Things definitely came together for me by 1994. My paper on design and ergonomics for INSHT’s publication (Department of Labor, Government of Spain) addressed those and other related topics in context.
A few years later, I joined the MBA program at Chicago’s DePaul University as a Honeywell Be Brilliant Scholar, which introduced me to Behavioral Economics and seminal studies on choice, valuation and decision-making. In my view, Behavioral Economics is integral to Design Thinking’s Business Viability principle.
More recently, an MIT certificate on Big Data & Social Analytics focusing on the field of Human Dynamics and Social Physics brought along data science’s ability to scale Human-Machine-Systems. I have had the privilege to serve at MIT’s Advisory Board for IDSS, Institute of Data, Systems and Society, over the past few years, and I am now grateful for the opportunity to join CMP’s Design & Innovation Advisory Board.
As a Nokia Studio Head and Distinguished Member of Bell Labs, I pay my respects to those early BL pioneers who assembled the first interdisciplinary team devoted to Human-Factors-Engineering in the high-tech industry all the way back in 1947.

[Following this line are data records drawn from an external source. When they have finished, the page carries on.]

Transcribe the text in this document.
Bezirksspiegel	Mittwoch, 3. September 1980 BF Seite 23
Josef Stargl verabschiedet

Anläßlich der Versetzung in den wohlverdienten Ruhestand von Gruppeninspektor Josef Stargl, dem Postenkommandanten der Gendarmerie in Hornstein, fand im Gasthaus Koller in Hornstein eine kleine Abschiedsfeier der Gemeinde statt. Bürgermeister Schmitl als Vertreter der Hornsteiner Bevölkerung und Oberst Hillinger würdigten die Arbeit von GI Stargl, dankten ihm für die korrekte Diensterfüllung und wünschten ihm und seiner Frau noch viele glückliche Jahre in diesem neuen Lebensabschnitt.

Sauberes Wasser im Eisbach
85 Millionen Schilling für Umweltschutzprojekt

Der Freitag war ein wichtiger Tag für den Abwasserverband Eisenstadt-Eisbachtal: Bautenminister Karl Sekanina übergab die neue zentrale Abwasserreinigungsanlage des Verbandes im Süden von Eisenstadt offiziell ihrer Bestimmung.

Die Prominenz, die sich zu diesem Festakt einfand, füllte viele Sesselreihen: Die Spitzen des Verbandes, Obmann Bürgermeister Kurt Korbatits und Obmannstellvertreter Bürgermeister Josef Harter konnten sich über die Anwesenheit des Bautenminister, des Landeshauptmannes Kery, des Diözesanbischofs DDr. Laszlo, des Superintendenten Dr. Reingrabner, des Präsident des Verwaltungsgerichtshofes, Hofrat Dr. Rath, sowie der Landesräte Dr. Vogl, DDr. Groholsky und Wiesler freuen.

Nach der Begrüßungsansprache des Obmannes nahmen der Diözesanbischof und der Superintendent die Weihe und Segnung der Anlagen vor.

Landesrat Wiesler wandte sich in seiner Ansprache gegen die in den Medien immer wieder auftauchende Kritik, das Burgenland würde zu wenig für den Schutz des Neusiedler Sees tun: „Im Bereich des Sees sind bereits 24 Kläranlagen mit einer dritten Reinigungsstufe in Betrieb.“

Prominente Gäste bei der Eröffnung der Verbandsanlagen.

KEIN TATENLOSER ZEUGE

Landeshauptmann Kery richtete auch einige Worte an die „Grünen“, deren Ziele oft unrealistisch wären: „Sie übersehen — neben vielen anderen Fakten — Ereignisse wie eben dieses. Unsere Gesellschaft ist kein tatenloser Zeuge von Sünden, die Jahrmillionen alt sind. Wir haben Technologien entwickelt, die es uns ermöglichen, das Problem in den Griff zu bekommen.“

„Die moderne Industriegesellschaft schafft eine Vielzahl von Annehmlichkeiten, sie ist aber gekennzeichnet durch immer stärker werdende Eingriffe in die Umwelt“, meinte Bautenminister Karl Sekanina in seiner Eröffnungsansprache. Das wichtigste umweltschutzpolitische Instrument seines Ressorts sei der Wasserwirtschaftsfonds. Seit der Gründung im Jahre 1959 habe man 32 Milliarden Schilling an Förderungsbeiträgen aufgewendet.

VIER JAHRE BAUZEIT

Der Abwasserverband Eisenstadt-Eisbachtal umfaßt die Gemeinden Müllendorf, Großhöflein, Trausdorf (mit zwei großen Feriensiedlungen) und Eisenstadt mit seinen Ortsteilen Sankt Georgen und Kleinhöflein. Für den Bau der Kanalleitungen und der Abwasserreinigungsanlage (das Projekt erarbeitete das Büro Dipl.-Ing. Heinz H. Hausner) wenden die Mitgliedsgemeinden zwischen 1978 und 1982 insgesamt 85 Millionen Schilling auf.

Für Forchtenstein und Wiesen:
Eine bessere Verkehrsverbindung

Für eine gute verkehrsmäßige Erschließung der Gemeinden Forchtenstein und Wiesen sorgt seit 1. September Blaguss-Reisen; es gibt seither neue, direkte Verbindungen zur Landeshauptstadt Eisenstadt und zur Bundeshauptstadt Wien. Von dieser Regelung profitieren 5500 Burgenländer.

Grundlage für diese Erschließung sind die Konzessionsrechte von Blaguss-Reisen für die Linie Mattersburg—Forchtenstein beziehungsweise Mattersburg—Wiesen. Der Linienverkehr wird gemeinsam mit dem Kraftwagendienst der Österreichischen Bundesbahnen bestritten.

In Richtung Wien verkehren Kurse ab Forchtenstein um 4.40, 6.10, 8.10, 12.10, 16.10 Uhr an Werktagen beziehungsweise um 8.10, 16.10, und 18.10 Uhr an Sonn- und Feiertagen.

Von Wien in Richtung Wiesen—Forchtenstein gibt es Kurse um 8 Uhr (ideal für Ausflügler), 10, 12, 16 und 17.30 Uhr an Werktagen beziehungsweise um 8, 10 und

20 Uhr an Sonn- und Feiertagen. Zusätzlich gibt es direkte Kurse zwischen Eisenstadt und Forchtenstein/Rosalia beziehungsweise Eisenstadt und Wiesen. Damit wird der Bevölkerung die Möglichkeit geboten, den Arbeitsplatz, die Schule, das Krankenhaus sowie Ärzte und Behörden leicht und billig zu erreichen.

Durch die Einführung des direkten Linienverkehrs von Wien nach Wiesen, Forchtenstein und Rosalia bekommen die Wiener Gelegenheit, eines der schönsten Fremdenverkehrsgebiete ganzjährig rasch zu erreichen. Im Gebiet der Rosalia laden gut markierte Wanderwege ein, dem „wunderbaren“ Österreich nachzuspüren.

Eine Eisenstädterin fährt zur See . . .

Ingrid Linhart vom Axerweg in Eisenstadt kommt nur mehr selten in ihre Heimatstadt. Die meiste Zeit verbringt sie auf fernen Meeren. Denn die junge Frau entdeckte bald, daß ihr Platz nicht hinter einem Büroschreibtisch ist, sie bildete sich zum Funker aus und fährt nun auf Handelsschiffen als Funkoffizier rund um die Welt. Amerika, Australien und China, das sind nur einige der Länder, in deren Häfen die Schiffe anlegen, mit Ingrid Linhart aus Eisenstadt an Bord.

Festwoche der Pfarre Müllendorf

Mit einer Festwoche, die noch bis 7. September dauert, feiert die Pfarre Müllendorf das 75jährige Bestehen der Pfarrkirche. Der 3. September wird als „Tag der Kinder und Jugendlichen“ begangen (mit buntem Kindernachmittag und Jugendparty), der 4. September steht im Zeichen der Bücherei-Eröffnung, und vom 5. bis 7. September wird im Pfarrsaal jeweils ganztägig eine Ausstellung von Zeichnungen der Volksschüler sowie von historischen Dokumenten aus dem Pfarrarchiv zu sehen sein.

The Studio at Nokia’s Software Group thrives as an open collaborative environment involving customers and partners. Our workspace displays legendary Bell Labs artifacts as a proud reminder of our community’s ingenuity and source of inspiration.
BL’s leadership and foresight also coined the “creative technologist” job to overcome the kind of technical myopia that silos can inflict, and also stated “Designing for People” as the mission to innovate. BL is now part of Nokia’s family and joins the vision to deliver thoughtful technologies for a connected world that is “Expanding Human Possibilities.”